Taskw

taskw scan

Preview what will be generated from your codebase

taskw scan

Scan the codebase and display what handlers, routes, and providers would be generated. This is useful for previewing changes before running generate.

Usage

taskw scan

Description

The scan command analyzes your Go codebase to identify:

  • Handler Functions - Functions with @Router annotations
  • Provider Functions - Functions with @Provider annotations
  • Route Definitions - HTTP method and path combinations
  • Dependency Relationships - How providers are connected

This command is particularly useful for:

  • Debugging annotation issues
  • Previewing what will be generated
  • Validating your code structure
  • Understanding the generation process

Examples

Basic Scan

taskw scan

Example output:

🔍 Scanning codebase...

📋 Found 3 handlers:
  • HealthHandler.GetHealth (GET /health)
  • UserHandler.GetUser (GET /users/:id)
  • UserHandler.CreateUser (POST /users)

📦 Found 2 providers:
  • NewHealthHandler() -> *HealthHandler
  • NewUserHandler() -> *UserHandler

✅ Scan completed successfully

Scan with Validation

The scan command also validates your annotations and reports any issues:

taskw scan

Example output with errors:

🔍 Scanning codebase...

❌ Validation errors:
  • UserHandler.GetUser: Invalid route path "/users/:id" (should use {id})
  • Missing @Provider annotation for NewOrderHandler

📋 Found 2 handlers:
  • HealthHandler.GetHealth (GET /health)
  • UserHandler.CreateUser (POST /users)

📦 Found 1 provider:
  • NewHealthHandler() -> *HealthHandler

⚠️  Scan completed with validation errors

What Gets Scanned

Handler Functions

Functions with @Router annotations are identified and their route information is extracted:

// @Router GET /health
func (h *HealthHandler) GetHealth(c *fiber.Ctx) error {
    return c.JSON(fiber.Map{"status": "ok"})
}

// @Router POST /users
func (h *UserHandler) CreateUser(c *fiber.Ctx) error {
    // handler implementation
}

Provider Functions

Functions with @Provider annotations are identified for dependency injection:

// @Provider
func NewHealthHandler() *HealthHandler {
    return &HealthHandler{}
}

// @Provider
func NewUserHandler(userService *UserService) *UserHandler {
    return &UserHandler{service: userService}
}

Scan Configuration

The scan behavior is controlled by the taskw.yaml configuration:

paths:
  scan_dirs: ["./internal", "./cmd"]  # Directories to scan
  output_dir: "."                     # Output directory

Scan Directories

By default, Taskw scans the current directory (.).
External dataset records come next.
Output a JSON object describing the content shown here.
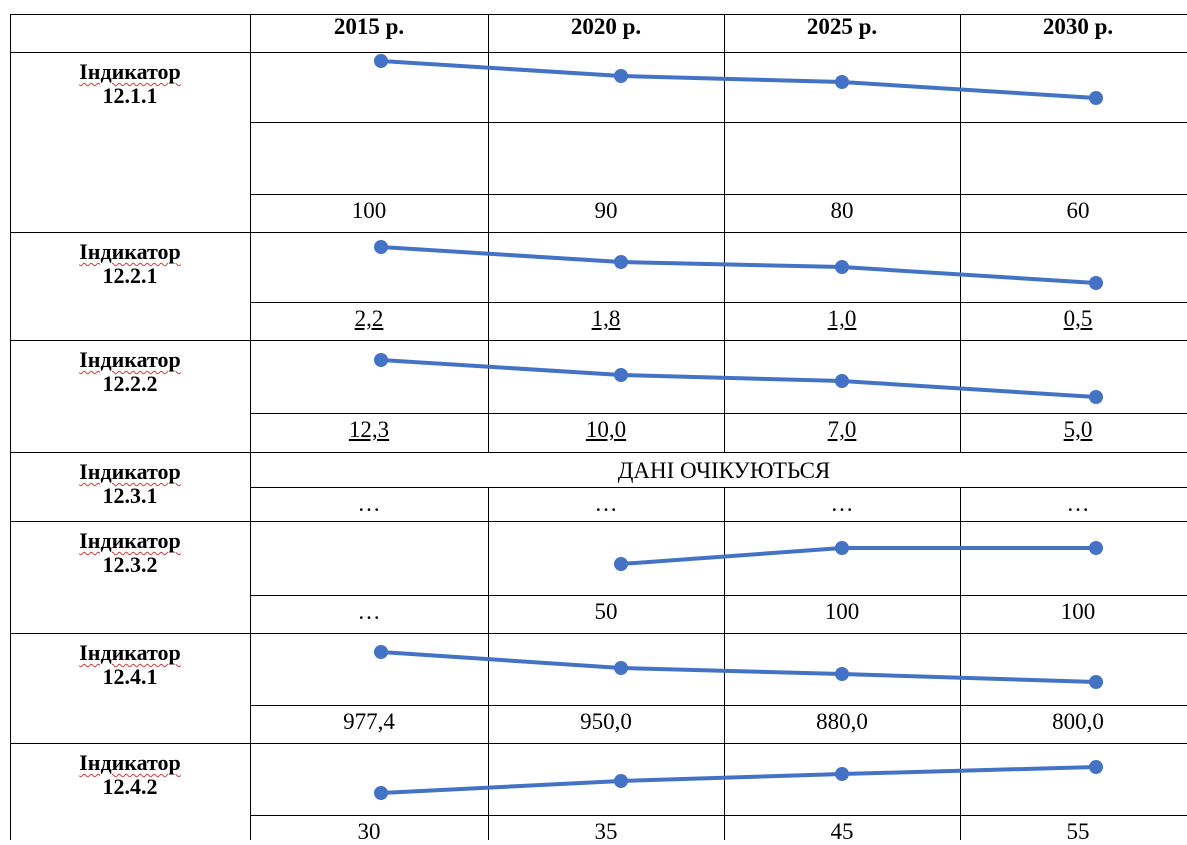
{
  "years": [
    "2015 р.",
    "2020 р.",
    "2025 р.",
    "2030 р."
  ],
  "indicators": [
    {
      "name": "Індикатор",
      "code": "12.1.1",
      "values": [
        "100",
        "90",
        "80",
        "60"
      ],
      "chart_data": {
        "type": "line",
        "x": [
          "2015",
          "2020",
          "2025",
          "2030"
        ],
        "y": [
          100,
          90,
          80,
          60
        ]
      }
    },
    {
      "name": "Індикатор",
      "code": "12.2.1",
      "values": [
        "2,2",
        "1,8",
        "1,0",
        "0,5"
      ],
      "chart_data": {
        "type": "line",
        "x": [
          "2015",
          "2020",
          "2025",
          "2030"
        ],
        "y": [
          2.2,
          1.8,
          1.0,
          0.5
        ]
      }
    },
    {
      "name": "Індикатор",
      "code": "12.2.2",
      "values": [
        "12,3",
        "10,0",
        "7,0",
        "5,0"
      ],
      "chart_data": {
        "type": "line",
        "x": [
          "2015",
          "2020",
          "2025",
          "2030"
        ],
        "y": [
          12.3,
          10.0,
          7.0,
          5.0
        ]
      }
    },
    {
      "name": "Індикатор",
      "code": "12.3.1",
      "note": "ДАНІ ОЧІКУЮТЬСЯ",
      "values": [
        "…",
        "…",
        "…",
        "…"
      ]
    },
    {
      "name": "Індикатор",
      "code": "12.3.2",
      "values": [
        "…",
        "50",
        "100",
        "100"
      ],
      "chart_data": {
        "type": "line",
        "x": [
          "2020",
          "2025",
          "2030"
        ],
        "y": [
          50,
          100,
          100
        ]
      }
    },
    {
      "name": "Індикатор",
      "code": "12.4.1",
      "values": [
        "977,4",
        "950,0",
        "880,0",
        "800,0"
      ],
      "chart_data": {
        "type": "line",
        "x": [
          "2015",
          "2020",
          "2025",
          "2030"
        ],
        "y": [
          977.4,
          950.0,
          880.0,
          800.0
        ]
      }
    },
    {
      "name": "Індикатор",
      "code": "12.4.2",
      "values": [
        "30",
        "35",
        "45",
        "55"
      ],
      "chart_data": {
        "type": "line",
        "x": [
          "2015",
          "2020",
          "2025",
          "2030"
        ],
        "y": [
          30,
          35,
          45,
          55
        ]
      }
    }
  ],
  "colors": {
    "line": "#4472c4",
    "spellcheck": "#d63a3a",
    "border": "#000000"
  }
}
You can configure specific directories to scan:

paths:
  scan_dirs: 
    - "./internal"
    - "./cmd"
    - "./pkg"

Validation Rules

The scan command validates your annotations against these rules:

Route Annotations

  • ✅ Valid HTTP methods: GET, POST, PUT, DELETE, PATCH, HEAD, OPTIONS
  • ✅ Valid path formats: /path, /path/{param}, /path/{param}/subpath
  • ❌ Invalid path formats: /path/:param (use {param} instead)

Provider Annotations

  • ✅ Functions with @Provider annotation
  • ✅ Functions that return a concrete type
  • ❌ Functions without @Provider annotation
  • ❌ Functions that return interfaces

Error Types

Validation Errors

  • Invalid Route Path - Route paths don't follow the expected format
  • Missing Annotations - Functions that should have annotations but don't
  • Malformed Annotations - Annotations that can't be parsed

Scan Errors

  • File Read Errors - Cannot read Go files
  • Parse Errors - Go code has syntax errors
  • Configuration Errors - Invalid taskw.yaml configuration

Debugging with Scan

Check Annotation Syntax

taskw scan

Look for validation errors in the output to identify annotation issues.

Verify File Inclusion

The scan only processes .go files in the configured scan directories. Make sure your files are included:

paths:
  scan_dirs: ["./internal", "./cmd", "./pkg"]

Check for Missing Annotations

The scan will report functions that should have annotations but don't:

❌ Missing @Provider annotation for NewOrderHandler

Integration with Generate

The scan command is designed to work seamlessly with the generate workflow:

# 1. Scan to preview changes
taskw scan

# 2. Fix any validation errors
# ... edit your code ...

# 3. Scan again to verify
taskw scan

# 4. Generate the code
taskw generate

Exit Codes

  • 0 - Scan completed successfully (with or without validation warnings)
  • 1 - Scan failed due to errors
  • 2 - Configuration error
  • 3 - File system error

Performance

The scan command is designed to be fast and efficient:

  • Only processes .go files
  • Skips vendor directories
  • Uses Go's built-in AST parser
  • Caches results when possible

For large codebases, the scan typically completes in under a second.